The Government expects to tighten safety controls on private midwives after sharp criticism from an investigation into the traumatic birth of a baby who later died.
The boy died in November 2003, three days after he was born by an emergency caesarean operation at North Shore Hospital in Auckland.
He suffered brain injury from oxygen deprivation during birth.
After an investigation, Health and Disability Commissioner Ron Paterson said New Zealand's maternity service was failing patients on a crucial aspect of safety.
His report, foreshadowed in the Weekend Herald before its release yesterday, calls for maternity hospitals to be given greater control over private practitioners, mainly midwives and obstetricians.
He recommends allowing hospitals to check up on their skills and requiring them to follow hospital safety policies.
Health Minister Pete Hodgson said last night Mr Paterson's recommendations would be discussed in talks starting this week on maternity regulations and he could see no reason not to implement them.
But Mr Hodgson again rejected National health spokesman Tony Ryall's repeated calls for an independent review of maternity services.
Mr Ryall said the Government must act because "more and more frightening incidents" were being revealed and health practitioner groups were calling for change.
The parents of the dead baby told the Sunday Star-Times that staff at National Women's Hospital, to where their son, Charlie, had been transferred, told them he should never have died.
"Had we known a balls-up like this could happen in a hospital in New Zealand, we would have gone private," the father said.
The mother, now pregnant with her third baby, was 37 at the time of the birth of Charlie, her first child.
She said people should not assume health workers "know exactly what they are doing".
Mr Paterson found a lack of co-ordination of care and confusion about who was responsible - issues not confined to North Shore Hospital but "relevant to maternity services throughout New Zealand".
He said the independent midwife and the senior hospital registrar involved in the birth had a poor understanding of the fetus' deteriorating condition during the labour.
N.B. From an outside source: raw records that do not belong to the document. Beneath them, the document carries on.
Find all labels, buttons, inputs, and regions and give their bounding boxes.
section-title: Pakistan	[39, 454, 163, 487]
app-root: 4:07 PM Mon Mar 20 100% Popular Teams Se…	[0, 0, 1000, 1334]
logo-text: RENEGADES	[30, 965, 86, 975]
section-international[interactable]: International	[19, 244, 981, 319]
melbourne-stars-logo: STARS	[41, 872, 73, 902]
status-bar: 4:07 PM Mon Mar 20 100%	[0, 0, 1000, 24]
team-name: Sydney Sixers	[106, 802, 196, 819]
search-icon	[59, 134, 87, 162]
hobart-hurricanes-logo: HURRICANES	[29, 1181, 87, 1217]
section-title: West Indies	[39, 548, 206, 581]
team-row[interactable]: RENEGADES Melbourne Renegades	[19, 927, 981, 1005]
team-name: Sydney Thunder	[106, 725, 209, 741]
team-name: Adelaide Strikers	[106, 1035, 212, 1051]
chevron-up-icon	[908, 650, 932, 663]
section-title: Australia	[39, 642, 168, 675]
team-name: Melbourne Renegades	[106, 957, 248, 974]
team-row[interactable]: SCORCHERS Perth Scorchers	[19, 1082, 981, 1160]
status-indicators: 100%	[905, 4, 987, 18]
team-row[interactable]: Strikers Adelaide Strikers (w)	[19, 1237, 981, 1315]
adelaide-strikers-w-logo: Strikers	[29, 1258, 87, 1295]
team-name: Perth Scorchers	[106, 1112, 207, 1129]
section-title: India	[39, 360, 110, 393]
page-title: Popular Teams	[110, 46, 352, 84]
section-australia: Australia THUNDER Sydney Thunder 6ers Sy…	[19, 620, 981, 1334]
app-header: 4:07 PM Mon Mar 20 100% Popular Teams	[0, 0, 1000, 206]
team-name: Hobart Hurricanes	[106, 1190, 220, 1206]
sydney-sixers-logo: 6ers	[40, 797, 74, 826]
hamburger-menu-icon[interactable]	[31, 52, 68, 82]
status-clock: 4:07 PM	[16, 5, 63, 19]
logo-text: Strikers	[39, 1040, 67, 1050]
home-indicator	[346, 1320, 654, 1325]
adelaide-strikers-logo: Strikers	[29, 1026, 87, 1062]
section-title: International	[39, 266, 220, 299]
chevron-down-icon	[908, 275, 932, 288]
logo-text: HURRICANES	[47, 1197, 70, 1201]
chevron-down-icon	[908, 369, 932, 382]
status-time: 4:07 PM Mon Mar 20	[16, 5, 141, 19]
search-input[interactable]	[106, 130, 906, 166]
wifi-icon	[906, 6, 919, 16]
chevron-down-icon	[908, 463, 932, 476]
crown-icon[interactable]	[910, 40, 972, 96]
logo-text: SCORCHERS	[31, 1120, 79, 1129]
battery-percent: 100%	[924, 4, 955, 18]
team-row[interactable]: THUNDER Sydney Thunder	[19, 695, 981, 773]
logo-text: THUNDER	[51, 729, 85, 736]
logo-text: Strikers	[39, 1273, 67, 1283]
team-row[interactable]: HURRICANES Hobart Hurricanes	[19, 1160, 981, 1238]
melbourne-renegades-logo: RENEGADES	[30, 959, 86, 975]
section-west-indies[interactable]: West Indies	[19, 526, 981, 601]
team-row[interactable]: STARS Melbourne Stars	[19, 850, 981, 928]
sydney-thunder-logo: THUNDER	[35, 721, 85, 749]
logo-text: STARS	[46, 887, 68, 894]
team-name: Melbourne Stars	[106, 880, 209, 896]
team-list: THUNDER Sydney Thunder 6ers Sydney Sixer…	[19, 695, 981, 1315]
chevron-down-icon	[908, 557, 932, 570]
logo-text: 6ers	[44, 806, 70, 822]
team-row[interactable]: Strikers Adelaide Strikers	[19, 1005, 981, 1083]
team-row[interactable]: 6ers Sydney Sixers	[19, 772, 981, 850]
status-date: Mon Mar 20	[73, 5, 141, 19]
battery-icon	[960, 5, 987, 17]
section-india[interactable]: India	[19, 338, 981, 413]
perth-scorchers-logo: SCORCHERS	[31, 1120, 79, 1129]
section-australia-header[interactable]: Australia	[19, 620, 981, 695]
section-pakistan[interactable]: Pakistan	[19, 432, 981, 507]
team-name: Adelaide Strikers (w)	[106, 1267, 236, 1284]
He said the drug Syntocinon was given to induce contractions in circumstances where it should not have been given for reasons including fetal distress. He also said the caesarean took too long to start.
Mr Paterson also highlighted what he considered a gap in the access agreement, which governs use of maternity hospitals by private midwives, obstetricians and GPs.
The agreement, prescribed in the Government's maternity services contract, prohibits hospitals from checking whether practitioners are clinically safe and competent.
Nor can hospitals compel them to comply with hospital policies.
"Indeed, the only 'safety' obligation imposed on the practitioner by the access agreement is to ensure the 'cultural safety' of the woman," Mr Paterson says.
"The current approach puts practitioner autonomy ahead of patient safety.
"It is artificial to think that midwives and other lead maternity carers [LMCs] who use public hospital maternity facilities to deliver babies can function (legally or practically) as 'independent' practitioners."
The access agreement's "blinkered approach" fails mothers and babies, Mr Paterson says. "Women in this country deserve better."
He notes the public-protection roles of the Health Practitioners Competency Assurance Act, the Midwifery Council and maternity regulations, but says more is needed.
Like the private-hospital system of "credentialling" surgeons and anaesthetists, district health boards should be permitted to require lead maternity carers to prove their competence.
"LMCs should be specifically credentialled to undertake particular procedures that carry greater risk."
A spokesman for the College of Obstetricians and Gynaecologists, Dr Bill Ridley, said a better definition of boundaries was needed when it came to transferring care of women in labour.
Midwives' "fear of medical intervention" led to access problems in hospitals.